Me veo incapaz de darle una respuesta. Él sabe que estoy aquí pero no consigo hablarle. Apoyo el pie con un poco más de fuerza contra la puerta cuando Ed intenta abrirla y entrar.
– Papá… papá, sé que estás ahí.
Dejo que mi cabeza caiga hacia atrás y miro al techo. Por el rabillo del ojo puedo ver la ventana. Es bastante pequeña pero estamos en la planta baja y calculo que me podría deslizar por ella si lo intentase.

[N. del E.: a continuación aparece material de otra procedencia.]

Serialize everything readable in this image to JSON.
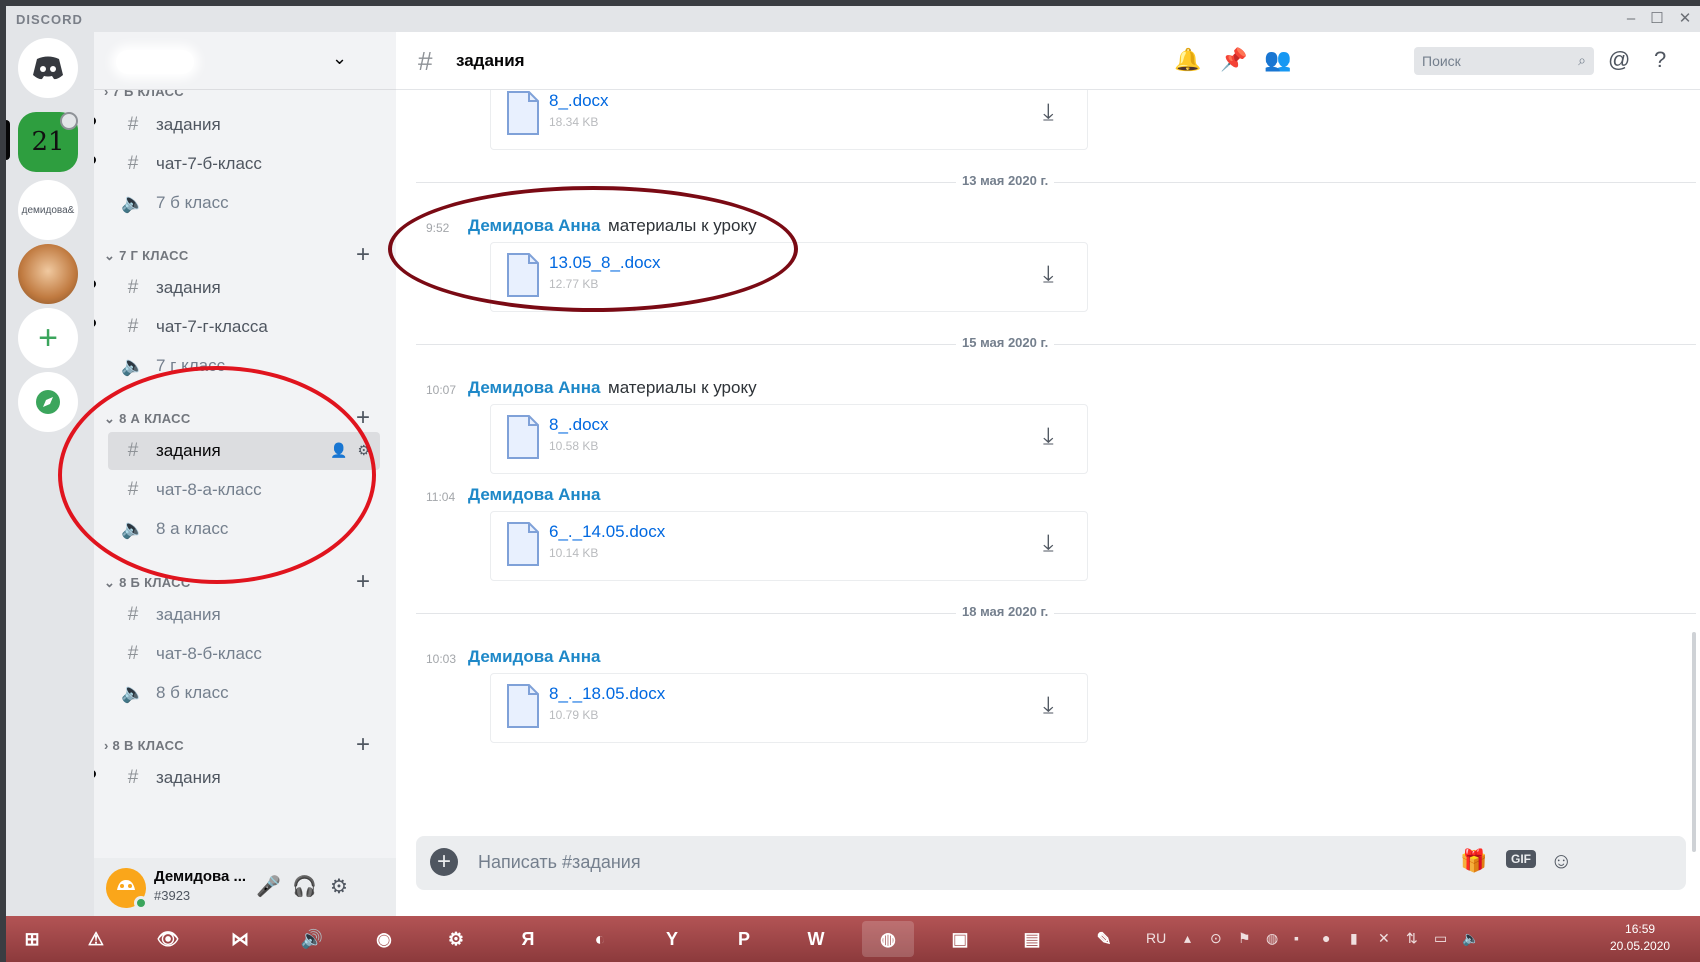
{
  "app": {
    "brand": "DISCORD"
  },
  "window": {
    "min": "–",
    "max": "☐",
    "close": "✕"
  },
  "servers": [
    {
      "icon": "discord-logo",
      "label": ""
    },
    {
      "icon": "server-21",
      "label": "21"
    },
    {
      "icon": "server-demidova",
      "label": "демидова&"
    },
    {
      "icon": "server-avatar",
      "label": ""
    },
    {
      "icon": "add-server",
      "label": "+"
    },
    {
      "icon": "explore-compass",
      "label": "⊘"
    }
  ],
  "sidebar": {
    "categories": [
      {
        "name": "7 Б КЛАСС",
        "channels": [
          {
            "type": "text",
            "name": "задания",
            "unread": true
          },
          {
            "type": "text",
            "name": "чат-7-б-класс",
            "unread": true
          },
          {
            "type": "voice",
            "name": "7 б класс"
          }
        ]
      },
      {
        "name": "7 Г КЛАСС",
        "channels": [
          {
            "type": "text",
            "name": "задания",
            "unread": true
          },
          {
            "type": "text",
            "name": "чат-7-г-класса",
            "unread": true
          },
          {
            "type": "voice",
            "name": "7 г класс"
          }
        ]
      },
      {
        "name": "8 А КЛАСС",
        "channels": [
          {
            "type": "text",
            "name": "задания",
            "selected": true
          },
          {
            "type": "text",
            "name": "чат-8-а-класс"
          },
          {
            "type": "voice",
            "name": "8 а класс"
          }
        ]
      },
      {
        "name": "8 Б КЛАСС",
        "channels": [
          {
            "type": "text",
            "name": "задания"
          },
          {
            "type": "text",
            "name": "чат-8-б-класс"
          },
          {
            "type": "voice",
            "name": "8 б класс"
          }
        ]
      },
      {
        "name": "8 В КЛАСС",
        "channels": [
          {
            "type": "text",
            "name": "задания",
            "unread": true
          }
        ]
      }
    ]
  },
  "user": {
    "name": "Демидова ...",
    "tag": "#3923"
  },
  "chat": {
    "channel": "задания",
    "search_placeholder": "Поиск",
    "composer_placeholder": "Написать #задания",
    "gif": "GIF",
    "first_file": {
      "name": "8_.docx",
      "size": "18.34 KB"
    },
    "days": [
      {
        "date": "13 мая 2020 г."
      },
      {
        "date": "15 мая 2020 г."
      },
      {
        "date": "18 мая 2020 г."
      }
    ],
    "messages": [
      {
        "time": "9:52",
        "author": "Демидова Анна",
        "text": "материалы к уроку",
        "file": {
          "name": "13.05_8_.docx",
          "size": "12.77 KB"
        }
      },
      {
        "time": "10:07",
        "author": "Демидова Анна",
        "text": "материалы к уроку",
        "file": {
          "name": "8_.docx",
          "size": "10.58 KB"
        }
      },
      {
        "time": "11:04",
        "author": "Демидова Анна",
        "text": "",
        "file": {
          "name": "6_._14.05.docx",
          "size": "10.14 KB"
        }
      },
      {
        "time": "10:03",
        "author": "Демидова Анна",
        "text": "",
        "file": {
          "name": "8_._18.05.docx",
          "size": "10.79 KB"
        }
      }
    ]
  },
  "taskbar": {
    "lang": "RU",
    "time": "16:59",
    "date": "20.05.2020",
    "apps": [
      "start",
      "avast",
      "eye",
      "visual-studio",
      "speaker",
      "chrome",
      "settings",
      "yandex-browser-ya",
      "audio",
      "yandex-y",
      "powerpoint",
      "word",
      "discord",
      "photos",
      "file-explorer",
      "paint"
    ]
  },
  "colors": {
    "author": "#1e88c8",
    "file_link": "#0068e0",
    "annotation_dark": "#7a0a14",
    "annotation_red": "#e0141e",
    "taskbar": "#a04648"
  }
}
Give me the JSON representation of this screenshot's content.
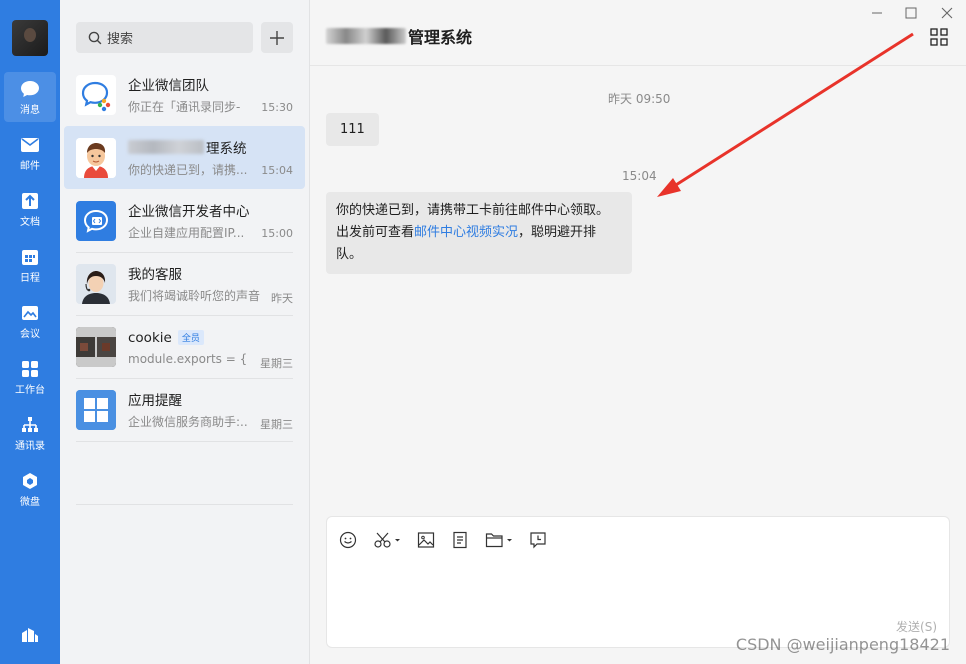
{
  "rail": {
    "items": [
      {
        "label": "消息",
        "icon": "chat-bubble-icon"
      },
      {
        "label": "邮件",
        "icon": "mail-icon"
      },
      {
        "label": "文档",
        "icon": "document-icon"
      },
      {
        "label": "日程",
        "icon": "calendar-icon"
      },
      {
        "label": "会议",
        "icon": "meeting-icon"
      },
      {
        "label": "工作台",
        "icon": "workbench-icon"
      },
      {
        "label": "通讯录",
        "icon": "contacts-icon"
      },
      {
        "label": "微盘",
        "icon": "drive-icon"
      }
    ]
  },
  "search": {
    "placeholder": "搜索"
  },
  "conversations": [
    {
      "name": "企业微信团队",
      "preview": "你正在「通讯录同步-",
      "time": "15:30"
    },
    {
      "name": "理系统",
      "preview": "你的快递已到，请携...",
      "time": "15:04"
    },
    {
      "name": "企业微信开发者中心",
      "preview": "企业自建应用配置IP...",
      "time": "15:00"
    },
    {
      "name": "我的客服",
      "preview": "我们将竭诚聆听您的声音",
      "time": "昨天"
    },
    {
      "name": "cookie",
      "badge": "全员",
      "preview": "module.exports = {",
      "time": "星期三"
    },
    {
      "name": "应用提醒",
      "preview": "企业微信服务商助手:...",
      "time": "星期三"
    }
  ],
  "chat": {
    "title": "管理系统",
    "messages": [
      {
        "timestamp": "昨天 09:50",
        "text": "111"
      },
      {
        "timestamp": "15:04",
        "line1": "你的快递已到，请携带工卡前往邮件中心领取。",
        "line2_pre": "出发前可查看",
        "line2_link": "邮件中心视频实况",
        "line2_post": "，聪明避开排队。"
      }
    ],
    "send_label": "发送(S)"
  },
  "watermark": "CSDN @weijianpeng18421",
  "colors": {
    "rail": "#2f7de1",
    "active_conv": "#d6e3f5",
    "arrow": "#e8332a",
    "link": "#2f7de1"
  }
}
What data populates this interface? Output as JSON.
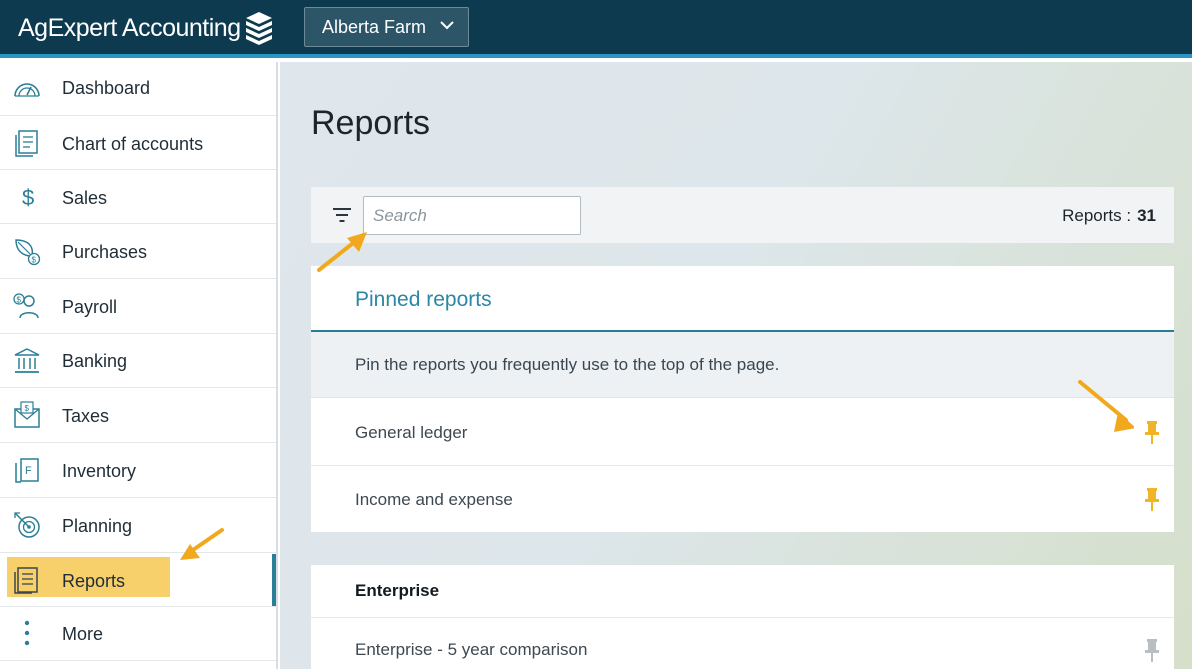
{
  "app": {
    "name": "AgExpert Accounting",
    "farm": "Alberta Farm"
  },
  "sidebar": {
    "items": [
      {
        "label": "Dashboard",
        "icon": "speedometer-icon"
      },
      {
        "label": "Chart of accounts",
        "icon": "document-list-icon"
      },
      {
        "label": "Sales",
        "icon": "dollar-icon"
      },
      {
        "label": "Purchases",
        "icon": "leaf-dollar-icon"
      },
      {
        "label": "Payroll",
        "icon": "person-dollar-icon"
      },
      {
        "label": "Banking",
        "icon": "bank-icon"
      },
      {
        "label": "Taxes",
        "icon": "envelope-dollar-icon"
      },
      {
        "label": "Inventory",
        "icon": "inventory-icon"
      },
      {
        "label": "Planning",
        "icon": "target-icon"
      },
      {
        "label": "Reports",
        "icon": "report-icon",
        "active": true
      },
      {
        "label": "More",
        "icon": "vertical-dots-icon"
      }
    ]
  },
  "main": {
    "title": "Reports",
    "search": {
      "placeholder": "Search"
    },
    "count_label": "Reports :",
    "count_value": "31",
    "pinned": {
      "title": "Pinned reports",
      "hint": "Pin the reports you frequently use to the top of the page.",
      "rows": [
        {
          "name": "General ledger",
          "pinned": true
        },
        {
          "name": "Income and expense",
          "pinned": true
        }
      ]
    },
    "enterprise": {
      "title": "Enterprise",
      "rows": [
        {
          "name": "Enterprise - 5 year comparison",
          "pinned": false
        }
      ]
    }
  },
  "colors": {
    "topbar": "#0d3a4f",
    "accent": "#2a96c4",
    "active_highlight": "#f7cf6b",
    "pin_active": "#f0b429",
    "pin_inactive": "#b9bec2",
    "arrow": "#f2a81d"
  }
}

Joder, ¿en qué estoy pensando?
¿Estoy valorando realmente la posibilidad de huir de mi propia casa a través de la ventana del baño? Maldita sea, la vida tiene que ser algo más que esto.
III
Chris Spencer había estado pavimentando la entrada de Beechwood Avenue durante casi un día y medio y el trabajo no estaba ni mucho menos acabado. Era una chapucilla para Jackie, la amiga de una amiga de su novia. Había empezado ayer por la mañana y ahora, sábado al mediodía, había colocado las dos terceras partes del pavimento. Era un trabajo duro, físico, y hoy estaba solo porque su hermano lo había dejado tirado, que era el que lo ayudaba en este tipo de trabajos. El día era frío pero también seco. Había estado lloviendo a primera hora y se había estado preguntando si renunciar a su habitual sueñecito del sábado por la mañana valía el fajo de billetes que esperaba meterse en el bolsillo.